Jin Wu Financial News | According to Anxin International Research, the common point of consumption in China and the US is that both showed a weak recovery this year. After China and the US reached the peak of growth in February and March, respectively, the consumption growth rate declined somewhat; the growth situation in the segment was divided, and the growth of essential consumption was relatively strong, and the performance of optional consumption was weak.
The difference is that China's consumption recovery is weaker than in the US, and the degree of recovery is weaker than before the pandemic.

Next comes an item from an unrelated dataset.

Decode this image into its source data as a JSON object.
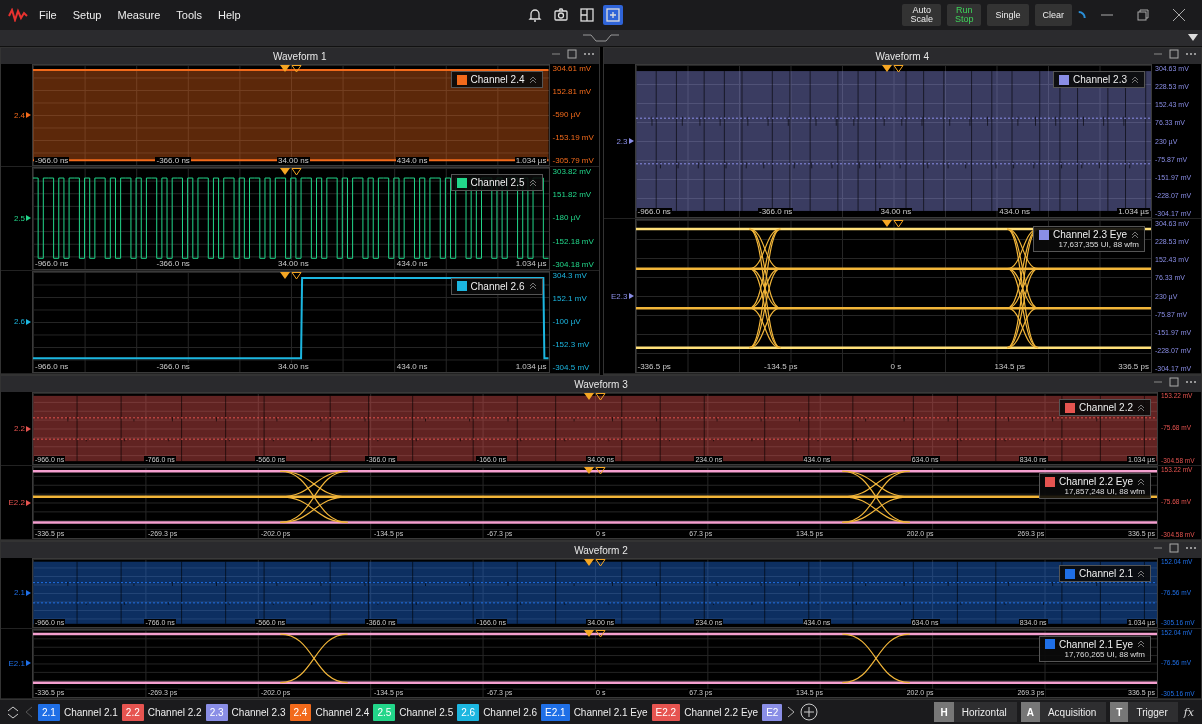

Consumption of offline services such as restaurants and travel has not recovered to the extent of the US; the market performance of the Hong Kong stock consumer sector is weaker than that of US stocks, and sentiment is currently low; judging from the valuation, the valuation of Hong Kong stocks is at a historically extremely low level, while the valuation of US stocks is reasonable, and there are not many bubbles.

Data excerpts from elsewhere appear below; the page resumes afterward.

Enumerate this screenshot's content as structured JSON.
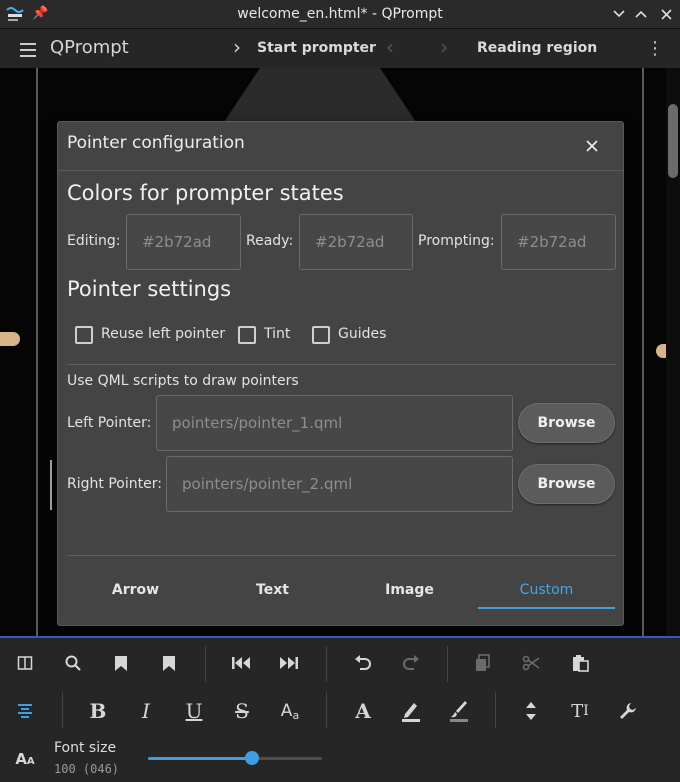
{
  "window": {
    "title": "welcome_en.html* - QPrompt"
  },
  "appbar": {
    "app_name": "QPrompt",
    "start_label": "Start prompter",
    "reading_label": "Reading region"
  },
  "dialog": {
    "title": "Pointer configuration",
    "colors_heading": "Colors for prompter states",
    "editing_label": "Editing:",
    "editing_value": "#2b72ad",
    "ready_label": "Ready:",
    "ready_value": "#2b72ad",
    "prompting_label": "Prompting:",
    "prompting_value": "#2b72ad",
    "pointer_heading": "Pointer settings",
    "reuse_label": "Reuse left pointer",
    "tint_label": "Tint",
    "guides_label": "Guides",
    "qml_note": "Use QML scripts to draw pointers",
    "left_label": "Left Pointer:",
    "left_value": "pointers/pointer_1.qml",
    "right_label": "Right Pointer:",
    "right_value": "pointers/pointer_2.qml",
    "browse_label": "Browse",
    "tabs": [
      "Arrow",
      "Text",
      "Image",
      "Custom"
    ],
    "active_tab": "Custom"
  },
  "toolbar": {
    "font_size_label": "Font size",
    "font_size_value": "100 (046)",
    "font_size_fraction": 0.6
  },
  "colors": {
    "accent": "#3d9ee0",
    "dialog_bg": "#444444"
  }
}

The bank recommends a track that is stable for a long time. Beer stocks recommend China Resources (00291). Market expectations: net profit growth rate of 17.2% in 24, forecast PE 13.8x. Tsingtao Brewery Co., Ltd. (00168), market expectations: net profit growth rate of 16.8% in 24, forecast PE 13.3x; liquor stocks recommend Zhenjiu Li Du (06979). Market expectations: net profit growth rate of 20.5% in 24, forecast PE 13.2x; restaurant stocks recommend Yum Sheng China (09987). Market expectations: net profit growth rate of 7.3% in 24, forecast PE 14.1x. Haidilao (06862), market expectations: net profit growth rate of 14% in 24, forecast PE 14.8x. It is recommended to focus on the bottom reversal track: China Feihe (06186) Market expectations: net profit growth rate of 9.5% in 24, forecast PE 8.7x.